Start the service in server2, server3, server4 node :
[hadoop@server4 ~]$ cd zookeeper-3.4.9
[hadoop@server4 zookeeper-3.4.9]$ bin/zkServer.sh start
3 hosts in the same operation, which will be two hosts is Mode follower, is a Leader.
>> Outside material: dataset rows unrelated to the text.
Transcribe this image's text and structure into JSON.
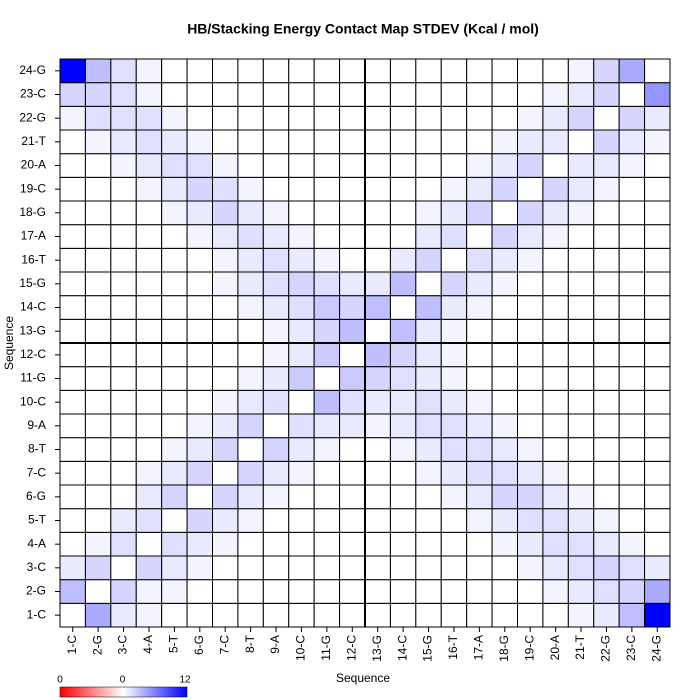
{
  "chart_data": {
    "type": "heatmap",
    "title": "HB/Stacking Energy Contact Map STDEV (Kcal / mol)",
    "x_label": "Sequence",
    "y_label": "Sequence",
    "x_categories": [
      "1-C",
      "2-G",
      "3-C",
      "4-A",
      "5-T",
      "6-G",
      "7-C",
      "8-T",
      "9-A",
      "10-C",
      "11-G",
      "12-C",
      "13-G",
      "14-C",
      "15-G",
      "16-T",
      "17-A",
      "18-G",
      "19-C",
      "20-A",
      "21-T",
      "22-G",
      "23-C",
      "24-G"
    ],
    "y_categories": [
      "1-C",
      "2-G",
      "3-C",
      "4-A",
      "5-T",
      "6-G",
      "7-C",
      "8-T",
      "9-A",
      "10-C",
      "11-G",
      "12-C",
      "13-G",
      "14-C",
      "15-G",
      "16-T",
      "17-A",
      "18-G",
      "19-C",
      "20-A",
      "21-T",
      "22-G",
      "23-C",
      "24-G"
    ],
    "values": [
      [
        0,
        4,
        1,
        0.5,
        0,
        0,
        0,
        0,
        0,
        0,
        0,
        0,
        0,
        0,
        0,
        0,
        0,
        0,
        0,
        0,
        0.5,
        1,
        3,
        12
      ],
      [
        3,
        0,
        2,
        0.5,
        0.5,
        0,
        0,
        0,
        0,
        0,
        0,
        0,
        0,
        0,
        0,
        0,
        0,
        0,
        0,
        0.5,
        1,
        1.5,
        2,
        4
      ],
      [
        1,
        2,
        0,
        2,
        1,
        0.5,
        0,
        0,
        0,
        0,
        0,
        0,
        0,
        0,
        0,
        0,
        0,
        0,
        0.5,
        1,
        1.5,
        2,
        1.5,
        1
      ],
      [
        0,
        0.5,
        1.5,
        0,
        1.5,
        1,
        0.5,
        0,
        0,
        0,
        0,
        0,
        0,
        0,
        0,
        0,
        0,
        0.5,
        1,
        1.5,
        1.5,
        1,
        0.5,
        0
      ],
      [
        0,
        0,
        1,
        1.5,
        0,
        2,
        1,
        0.5,
        0,
        0,
        0,
        0,
        0,
        0,
        0,
        0,
        0.5,
        1,
        1.5,
        1.5,
        1,
        0.5,
        0,
        0
      ],
      [
        0,
        0,
        0,
        1,
        2,
        0,
        2,
        1,
        0.5,
        0,
        0,
        0,
        0,
        0,
        0,
        0.5,
        1,
        2,
        2,
        1,
        0.5,
        0,
        0,
        0
      ],
      [
        0,
        0,
        0,
        0.5,
        1,
        2,
        0,
        2,
        1,
        0.5,
        0,
        0,
        0,
        0,
        0.5,
        1,
        1.5,
        1.5,
        1,
        0.5,
        0,
        0,
        0,
        0
      ],
      [
        0,
        0,
        0,
        0,
        0.5,
        1,
        2,
        0,
        2,
        1,
        0.5,
        0,
        0,
        0.5,
        1,
        1.5,
        1.5,
        1,
        0.5,
        0,
        0,
        0,
        0,
        0
      ],
      [
        0,
        0,
        0,
        0,
        0,
        0.5,
        1,
        2,
        0,
        1.5,
        1,
        1,
        0.5,
        1,
        1.5,
        1.5,
        1,
        0.5,
        0,
        0,
        0,
        0,
        0,
        0
      ],
      [
        0,
        0,
        0,
        0,
        0,
        0,
        0.5,
        1,
        1.5,
        0,
        3,
        1.5,
        1,
        1,
        1.5,
        1,
        0.5,
        0,
        0,
        0,
        0,
        0,
        0,
        0
      ],
      [
        0,
        0,
        0,
        0,
        0,
        0,
        0,
        0.5,
        1,
        2.5,
        0,
        2.5,
        2,
        1.5,
        1,
        0.5,
        0,
        0,
        0,
        0,
        0,
        0,
        0,
        0
      ],
      [
        0,
        0,
        0,
        0,
        0,
        0,
        0,
        0,
        0.5,
        1,
        2.5,
        0,
        3,
        2,
        1,
        0.5,
        0,
        0,
        0,
        0,
        0,
        0,
        0,
        0
      ],
      [
        0,
        0,
        0,
        0,
        0,
        0,
        0,
        0,
        0.5,
        1,
        2,
        3,
        0,
        3,
        1,
        0.5,
        0,
        0,
        0,
        0,
        0,
        0,
        0,
        0
      ],
      [
        0,
        0,
        0,
        0,
        0,
        0,
        0,
        0.5,
        1,
        1.5,
        2.5,
        2,
        3,
        0,
        3,
        1,
        0.5,
        0,
        0,
        0,
        0,
        0,
        0,
        0
      ],
      [
        0,
        0,
        0,
        0,
        0,
        0,
        0.5,
        1,
        1.5,
        2,
        1.5,
        1,
        1,
        3,
        0,
        2,
        1,
        0.5,
        0,
        0,
        0,
        0,
        0,
        0
      ],
      [
        0,
        0,
        0,
        0,
        0,
        0,
        0.5,
        1,
        1.5,
        1,
        0.5,
        0,
        0,
        1,
        2,
        0,
        1.5,
        1,
        0.5,
        0,
        0,
        0,
        0,
        0
      ],
      [
        0,
        0,
        0,
        0,
        0,
        0.5,
        1,
        1.5,
        1,
        0.5,
        0,
        0,
        0,
        0,
        1,
        1.5,
        0,
        2,
        1,
        0.5,
        0,
        0,
        0,
        0
      ],
      [
        0,
        0,
        0,
        0,
        0.5,
        1,
        2,
        1,
        0.5,
        0,
        0,
        0,
        0,
        0,
        0.5,
        1,
        2,
        0,
        2,
        1,
        0.5,
        0,
        0,
        0
      ],
      [
        0,
        0,
        0,
        0.5,
        1,
        2,
        1.5,
        0.5,
        0,
        0,
        0,
        0,
        0,
        0,
        0,
        0.5,
        1,
        2,
        0,
        2,
        1,
        0.5,
        0,
        0
      ],
      [
        0,
        0,
        0.5,
        1,
        1.5,
        1.5,
        0.5,
        0,
        0,
        0,
        0,
        0,
        0,
        0,
        0,
        0,
        0.5,
        1,
        2,
        0,
        1,
        1,
        0.5,
        0
      ],
      [
        0,
        0.5,
        1,
        1.5,
        1,
        0.5,
        0,
        0,
        0,
        0,
        0,
        0,
        0,
        0,
        0,
        0,
        0,
        0.5,
        1,
        1,
        0,
        2,
        1,
        0.5
      ],
      [
        0.5,
        1.5,
        1.5,
        1.5,
        0.5,
        0,
        0,
        0,
        0,
        0,
        0,
        0,
        0,
        0,
        0,
        0,
        0,
        0,
        0.5,
        1,
        2,
        0,
        2,
        1
      ],
      [
        2,
        2,
        1.5,
        0.5,
        0,
        0,
        0,
        0,
        0,
        0,
        0,
        0,
        0,
        0,
        0,
        0,
        0,
        0,
        0,
        0.5,
        1,
        2,
        0,
        5
      ],
      [
        12,
        3,
        1.5,
        0.5,
        0,
        0,
        0,
        0,
        0,
        0,
        0,
        0,
        0,
        0,
        0,
        0,
        0,
        0,
        0,
        0,
        0.5,
        2,
        4,
        0
      ]
    ],
    "zlim": [
      -12,
      12
    ],
    "low_color": "#ff0000",
    "mid_color": "#ffffff",
    "high_color": "#0000ff",
    "colorbar_labels": [
      "0",
      "0",
      "12"
    ]
  }
}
Server1 configured in the end:
[hadoop@server1 ~]$ cd hadoop/etc/hadoop/
[hadoop@server1 hadoop]$ vim core-site.xml
19 <configuration>
20 <property>
21 <name>fs.defaultFS</name>
22 <value>hdfs://masters</value>
23 </property>
24 <property>
25 <name>ha.zookeeper.quorum</name>
26 <value>172.25.26.12:2181,172.25.26.13:2181,172.25.26.14:2181</value>
27 </property>
28 </configuration>
[hadoop@server1 hadoop]$ vim hdfs-site.xml
19 <configuration>
20 <property>
21 <name>dfs.replication</name>
22 <value>3</value>
23 </property>
<!-- 指定 hdfs 的 nameservices 为 masters,和 core-site.xml 文件中的设置保持一致 -->
24 <property>
25 <name>dfs.nameservices</name>
26 <value>masters</value>
27 </property>
<!-- masters 下面有两个 namenode 节点,分别是 h1 和 h2 (名称可自定义)-->
28 <property>
29 <name>dfs.ha.namenodes.masters</name>
30 <value>h1,h2</value>
31 </property>
<!-- 指定 h1 节点的 rpc 通信地址 -->
32 <property>
33 <name>dfs.namenode.rpc-address.masters.h1</name>
34 <value>172.25.26.11:9000</value>
35 </property>
<!-- 指定 h1 节点的 http 通信地址 ,注意版本不同端口也会不同-->
36 <property>
37 <name>dfs.namenode.http-address.masters.h1</name>
38 <value>172.25.26.11:9870</value>
39 </property>
<!-- 指定 h2 节点的 rpc 通信地址 -->
40 <property>
41 <name>dfs.namenode.rpc-address.masters.h2</name>
42 <value>172.25.26.15:9000</value>
43 </property>
<!-- 指定 h2 节点的 http 通信地址 -->
44 <property>
45 <name>dfs.namenode.http-address.masters.h2</name>
46 <value>172.25.26.15:9870</value>
47 </property>
<!-- 指定 NameNode 元数据在 JournalNode 上的存放位置 -->
48 <property>
49 <name>dfs.namenode.shared.edits.dir</name>
50 <value>qjournal://172.25.26.12:8485;172.25.26.13:8485;172.25.26.14:8485/masters</value>
51 </property>
<!-- 指定 JournalNode 在本地磁盘存放数据的位置 -->
52 <property>
53 <name>dfs.journalnode.edits.dir</name>
54 <value>/tmp/journaldata</value>
</property>
<!-- 开启 NameNode 失败自动切换 -->
55 <property>
56 <name>dfs.ha.automatic-failover.enabled</name>
57 <value>true</value>
58 </property>
<!-- 配置失败自动切换实现方式 -->
59 <property>
60 <name>dfs.client.failover.proxy.provider.masters</name>
61 <value>org.apache.hadoop.hdfs.server.namenode.ha.ConfiguredFailoverProxyProvider</value>
62 </property>
<!-- 配置隔离机制方法,每个机制占用一行-->
63 <property>
64 <name>dfs.ha.fencing.methods</name>
65 <value>
66 sshfence
67 shell(/bin/true)
68 </value>
69 </property>
<!-- 使用 sshfence 隔离机制时需要 ssh 免密码 -->
70 <property>
71 <name>dfs.ha.fencing.ssh.private-key-files</name>
72 <value>/home/hadoop/.ssh/id_rsa</value>
73 </property>
<!-- 配置 sshfence 隔离机制超时时间 -->
74 <property>
75 <name>dfs.ha.fencing.ssh.connect-timeout</name>
76 <value>30000</value>
77 </property>
78 </configuration>
[hadoop@server1 hadoop]$ vim slaves
Start hdfs cluster:
Start zookeeper cluster (ie server2,3,4) turn on three DN
[hadoop@server2 zookeeper-3.4.9]$ bin/zkServer.sh start
Start journalnode turn on three DN (first start hdfs must first start journalnode)
[hadoop@server2 ~]$ cd hadoop
[hadoop@server2 hadoop]$ sbin/hadoop-daemon.sh start journalnode
[hadoop@server2 hadoop]$ jps
In the words of hdfs cluster server format :
[hadoop@server1 hadoop]$ bin/hdfs namenode -format
[hadoop@server1 hadoop]$ scp -r /tmp/hadoop-hadoop 172.25.26.15:/tmp
Copy the file to server5 tmp directory.
Formatting zookeeper (you can only execute on h1)
[hadoop@server1 hadoop]$ bin/hdfs zkfc -formatZK
[hadoop@server1 hadoop]$ sbin/start-dfs.sh
Formatting After starting the service.
View the status of each node:
server1:
[hadoop@server1 hadoop]$ jps
12372 Jps
7050 DFSZKFailoverController
12332 NameNode
server2:
[hadoop@server2 hadoop]$ jps
1664 JournalNode
2325 Jps
1535 QuorumPeerMain
2212 DataNode
server3:
[hadoop@server3 hadoop]$ jps
1918 Jps
1651 JournalNode
1755 DataNode
1543 QuorumPeerMain
server4:
[hadoop@server4 hadoop]$ jps
2050 DataNode
1475 QuorumPeerMain
1600 JournalNode
2152 Jps
server5:
[hadoop@server5 dfs]$ jps
1306 DFSZKFailoverController
1511 Jps
1376 NameNode
test:
server1 is as h1, server5 as h2, server1 is the case active, server5 is stabdby, server5 as a backup node.